Les questions en litige
[11] Le demandeur soulève les questions suivantes :
a. Le Tribunal a-t-il commis une erreur dans son examen de la preuve d’ordre médical?
b. Le Tribunal a-t-il conclu erronément que la politique n’enfreignait pas la Loi sur les pensions?
c. Le Tribunal a-t-il appliqué erronément la politique?
Les dispositions légales pertinentes
[12] Toutes les dispositions légales pertinentes sont reproduites en annexe des présents motifs.
Les prétentions du demandeur
[13] Le demandeur soutient avoir présenté des éléments de preuve médicale additionnels sur la cause de son hypoacousie – un audiogramme actualisé et un rapport médical du Dr Longridge – au Tribunal, mais que celui-ci ne les a pas mentionnés dans ses motifs. Le demandeur renvoie à cet égard aux articles 38 et 39 de la Loi sur le Tribunal des anciens combattants (révision et appel), L.C. 1995, ch. 18 (la LTAC), qui renferment des dispositions uniques permettant d’interpréter la preuve de manière favorable à un demandeur de pension. Au vu de ces dispositions, selon le demandeur, le Tribunal était tenu d’examiner les nouveaux éléments de preuve. Le demandeur soutient également qu’il a présenté des éléments de preuve non contredits montrant l’existence d’un lien de causalité entre son hypoacousie et son service militaire, et que c’était cela, et non la Politique qui aurait dû guider le Tribunal dans sa décision. Il estime ainsi que le Tribunal a fait abstraction d’éléments de preuve pertinents et a rendu une décision contrevenant à la LTAC.

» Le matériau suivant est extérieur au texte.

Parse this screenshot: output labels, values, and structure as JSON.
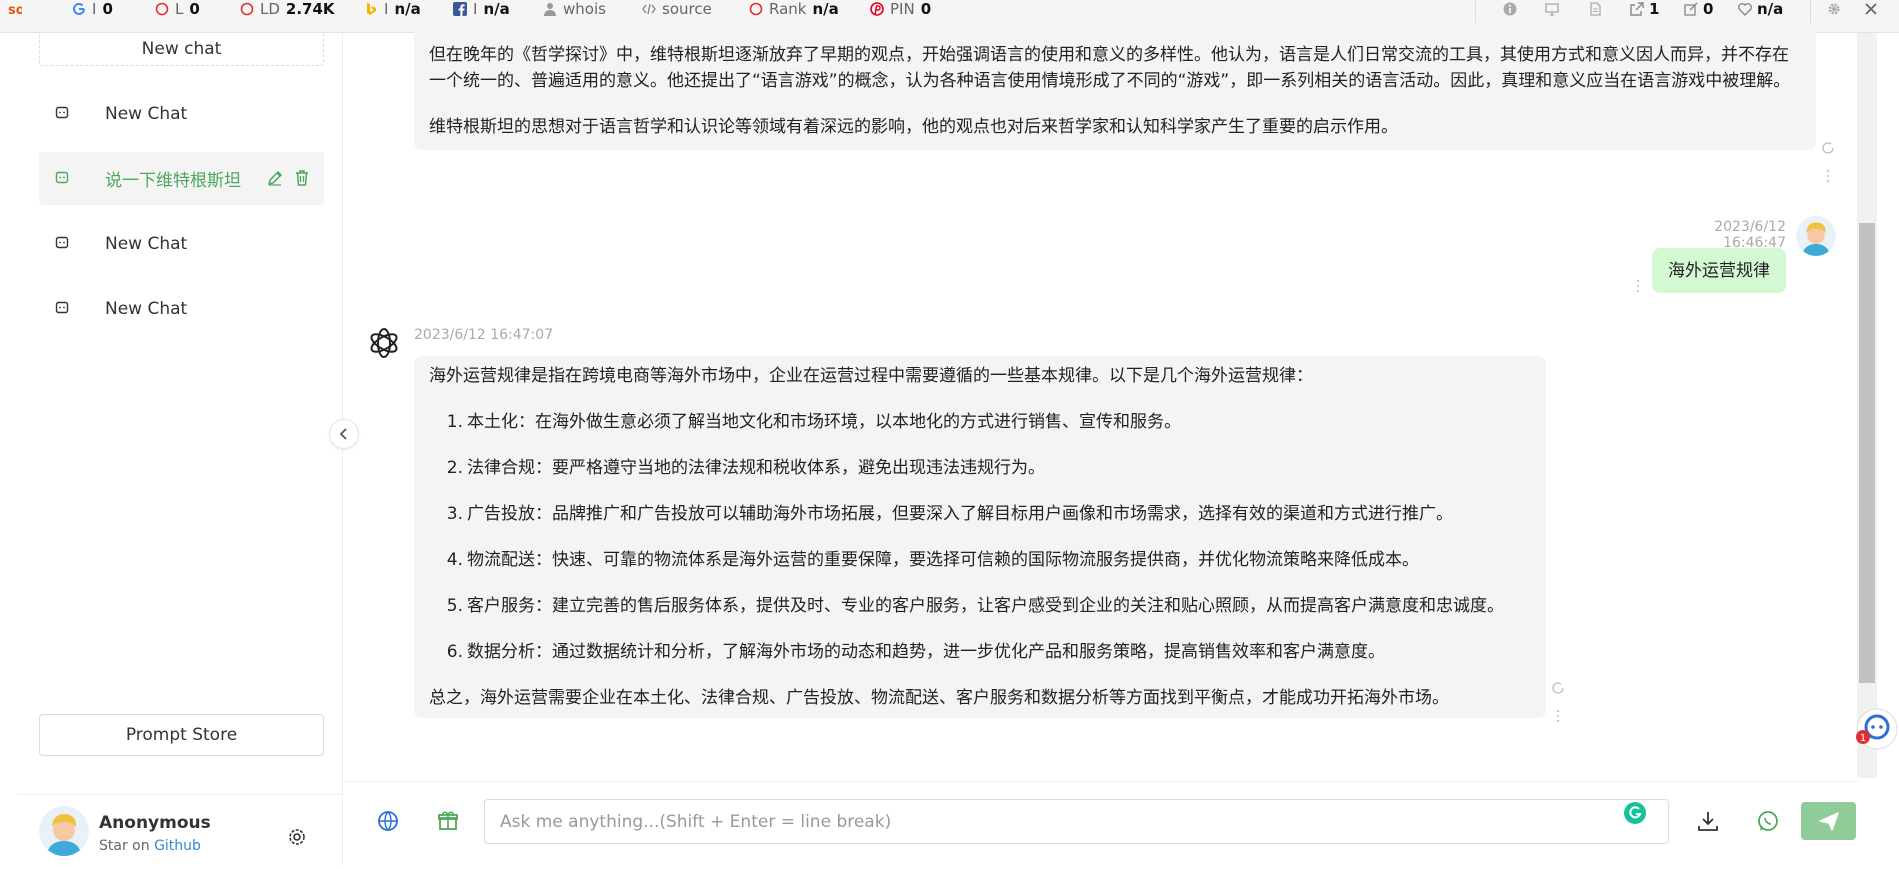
{
  "seobar": {
    "items": [
      {
        "icon": "google-icon",
        "label": "I",
        "value": "0"
      },
      {
        "icon": "circle-icon",
        "label": "L",
        "value": "0"
      },
      {
        "icon": "circle-icon",
        "label": "LD",
        "value": "2.74K"
      },
      {
        "icon": "bing-icon",
        "label": "I",
        "value": "n/a"
      },
      {
        "icon": "facebook-icon",
        "label": "I",
        "value": "n/a"
      },
      {
        "icon": "whois-icon",
        "label": "whois",
        "value": ""
      },
      {
        "icon": "code-icon",
        "label": "source",
        "value": ""
      },
      {
        "icon": "circle-icon",
        "label": "Rank",
        "value": "n/a"
      },
      {
        "icon": "pinterest-icon",
        "label": "PIN",
        "value": "0"
      }
    ],
    "right": {
      "external_links": "1",
      "internal_links": "0",
      "health": "n/a"
    }
  },
  "sidebar": {
    "new_chat_label": "New chat",
    "chats": [
      {
        "label": "New Chat"
      },
      {
        "label": "说一下维特根斯坦"
      },
      {
        "label": "New Chat"
      },
      {
        "label": "New Chat"
      }
    ],
    "prompt_store_label": "Prompt Store",
    "user": {
      "name": "Anonymous",
      "sub_prefix": "Star on",
      "sub_link": "Github"
    }
  },
  "messages": {
    "prev_reply": {
      "p1": "但在晚年的《哲学探讨》中，维特根斯坦逐渐放弃了早期的观点，开始强调语言的使用和意义的多样性。他认为，语言是人们日常交流的工具，其使用方式和意义因人而异，并不存在一个统一的、普遍适用的意义。他还提出了“语言游戏”的概念，认为各种语言使用情境形成了不同的“游戏”，即一系列相关的语言活动。因此，真理和意义应当在语言游戏中被理解。",
      "p2": "维特根斯坦的思想对于语言哲学和认识论等领域有着深远的影响，他的观点也对后来哲学家和认知科学家产生了重要的启示作用。"
    },
    "user_msg": {
      "time": "2023/6/12 16:46:47",
      "text": "海外运营规律"
    },
    "reply": {
      "time": "2023/6/12 16:47:07",
      "intro": "海外运营规律是指在跨境电商等海外市场中，企业在运营过程中需要遵循的一些基本规律。以下是几个海外运营规律：",
      "items": [
        {
          "n": "1.",
          "text": "本土化：在海外做生意必须了解当地文化和市场环境，以本地化的方式进行销售、宣传和服务。"
        },
        {
          "n": "2.",
          "text": "法律合规：要严格遵守当地的法律法规和税收体系，避免出现违法违规行为。"
        },
        {
          "n": "3.",
          "text": "广告投放：品牌推广和广告投放可以辅助海外市场拓展，但要深入了解目标用户画像和市场需求，选择有效的渠道和方式进行推广。"
        },
        {
          "n": "4.",
          "text": "物流配送：快速、可靠的物流体系是海外运营的重要保障，要选择可信赖的国际物流服务提供商，并优化物流策略来降低成本。"
        },
        {
          "n": "5.",
          "text": "客户服务：建立完善的售后服务体系，提供及时、专业的客户服务，让客户感受到企业的关注和贴心照顾，从而提高客户满意度和忠诚度。"
        },
        {
          "n": "6.",
          "text": "数据分析：通过数据统计和分析，了解海外市场的动态和趋势，进一步优化产品和服务策略，提高销售效率和客户满意度。"
        }
      ],
      "outro": "总之，海外运营需要企业在本土化、法律合规、广告投放、物流配送、客户服务和数据分析等方面找到平衡点，才能成功开拓海外市场。"
    }
  },
  "input": {
    "placeholder": "Ask me anything...(Shift + Enter = line break)"
  },
  "colors": {
    "accent": "#4ca85b",
    "send_bg": "#8fcc98",
    "user_bubble": "#d2f9d1"
  }
}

[14] Le demandeur soutient également que les incompatibilités existant entre la Loi sur les pensions et la politique, dont la Cour a traité dans Nelson c. Canada (Procureur général), 2006 CF 225, 289 F.T.R. 183, persistent toujours malgré la décision rendue dans cette affaire. Il prétend que le Tribunal a fait abstraction du fondement de cette décision lorsqu’il lui a attribué son droit partiel à pension et a appliqué la Politique, en établissant une distinction entre la diminution du degré d’audition et l’hypoacousie entraînant l’incapacité.

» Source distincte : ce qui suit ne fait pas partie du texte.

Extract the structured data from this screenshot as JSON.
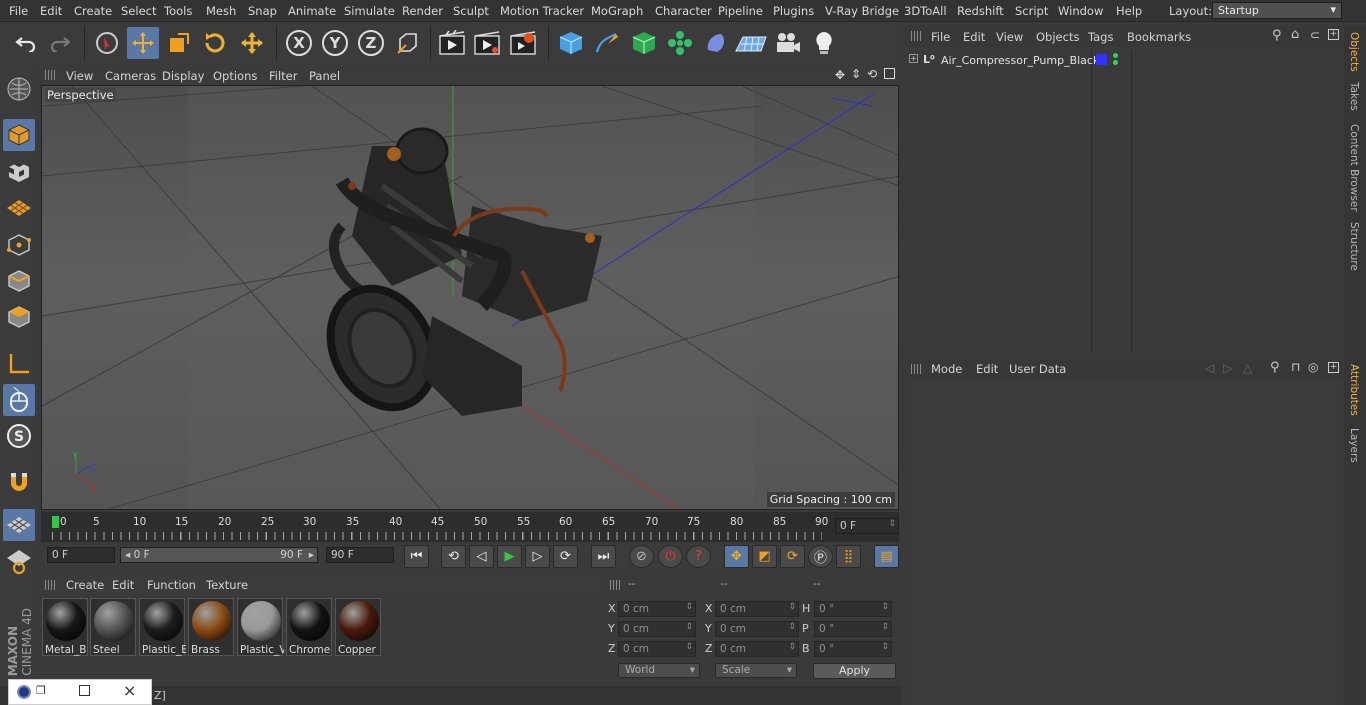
{
  "menubar": {
    "items": [
      "File",
      "Edit",
      "Create",
      "Select",
      "Tools",
      "Mesh",
      "Snap",
      "Animate",
      "Simulate",
      "Render",
      "Sculpt",
      "Motion Tracker",
      "MoGraph",
      "Character",
      "Pipeline",
      "Plugins",
      "V-Ray Bridge",
      "3DToAll",
      "Redshift",
      "Script",
      "Window",
      "Help"
    ],
    "layout_label": "Layout:",
    "layout_value": "Startup"
  },
  "toolbar": {
    "x_label": "X",
    "y_label": "Y",
    "z_label": "Z"
  },
  "viewport": {
    "menu": [
      "View",
      "Cameras",
      "Display",
      "Options",
      "Filter",
      "Panel"
    ],
    "label": "Perspective",
    "grid_spacing": "Grid Spacing : 100 cm"
  },
  "timeline": {
    "ticks": [
      "0",
      "5",
      "10",
      "15",
      "20",
      "25",
      "30",
      "35",
      "40",
      "45",
      "50",
      "55",
      "60",
      "65",
      "70",
      "75",
      "80",
      "85",
      "90"
    ],
    "current_frame": "0 F"
  },
  "transport": {
    "start_frame": "0 F",
    "range_start": "0 F",
    "range_end": "90 F",
    "end_frame": "90 F"
  },
  "materials": {
    "menu": [
      "Create",
      "Edit",
      "Function",
      "Texture"
    ],
    "items": [
      {
        "name": "Metal_B",
        "color": "#161616"
      },
      {
        "name": "Steel",
        "color": "#555555"
      },
      {
        "name": "Plastic_E",
        "color": "#1c1c1c"
      },
      {
        "name": "Brass",
        "color": "#8a4a14"
      },
      {
        "name": "Plastic_V",
        "color": "#9a9a9a"
      },
      {
        "name": "Chrome",
        "color": "#141414"
      },
      {
        "name": "Copper",
        "color": "#4a1a0c"
      }
    ]
  },
  "coords": {
    "headers": [
      "--",
      "--",
      "--"
    ],
    "rows": [
      {
        "a_label": "X",
        "a_val": "0 cm",
        "b_label": "X",
        "b_val": "0 cm",
        "c_label": "H",
        "c_val": "0 °"
      },
      {
        "a_label": "Y",
        "a_val": "0 cm",
        "b_label": "Y",
        "b_val": "0 cm",
        "c_label": "P",
        "c_val": "0 °"
      },
      {
        "a_label": "Z",
        "a_val": "0 cm",
        "b_label": "Z",
        "b_val": "0 cm",
        "c_label": "B",
        "c_val": "0 °"
      }
    ],
    "space": "World",
    "mode": "Scale",
    "apply": "Apply"
  },
  "objects": {
    "menu": [
      "File",
      "Edit",
      "View",
      "Objects",
      "Tags",
      "Bookmarks"
    ],
    "items": [
      {
        "name": "Air_Compressor_Pump_Black",
        "color": "#3232ff"
      }
    ]
  },
  "attributes": {
    "menu": [
      "Mode",
      "Edit",
      "User Data"
    ]
  },
  "sidetabs": [
    "Objects",
    "Takes",
    "Content Browser",
    "Structure",
    "Attributes",
    "Layers"
  ],
  "brand": {
    "line1": "MAXON",
    "line2": "CINEMA 4D"
  },
  "status": {
    "text": "Z]"
  }
}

[15] Le demandeur soutient de manière subsidiaire, si la Cour devait conclure que la politique ne contrevient pas à la Loi sur les pensions, que le Tribunal a commis une erreur en concluant que la politique avait correctement été appliquée. Le demandeur renvoie aux Lignes directrices sur l’admissibilité au droit à pension mêmes qui prévoient : « L’information obtenue par l’audiométrie ne suffit pas toujours pour déterminer la cause de la hypoacousie et il faut alors tenir compte des antécédents cliniques du patient et des résultats des examens ». C’était ainsi une erreur, selon le demandeur, de se fonder uniquement sur les audiogrammes et de faire abstraction des autres éléments de preuve.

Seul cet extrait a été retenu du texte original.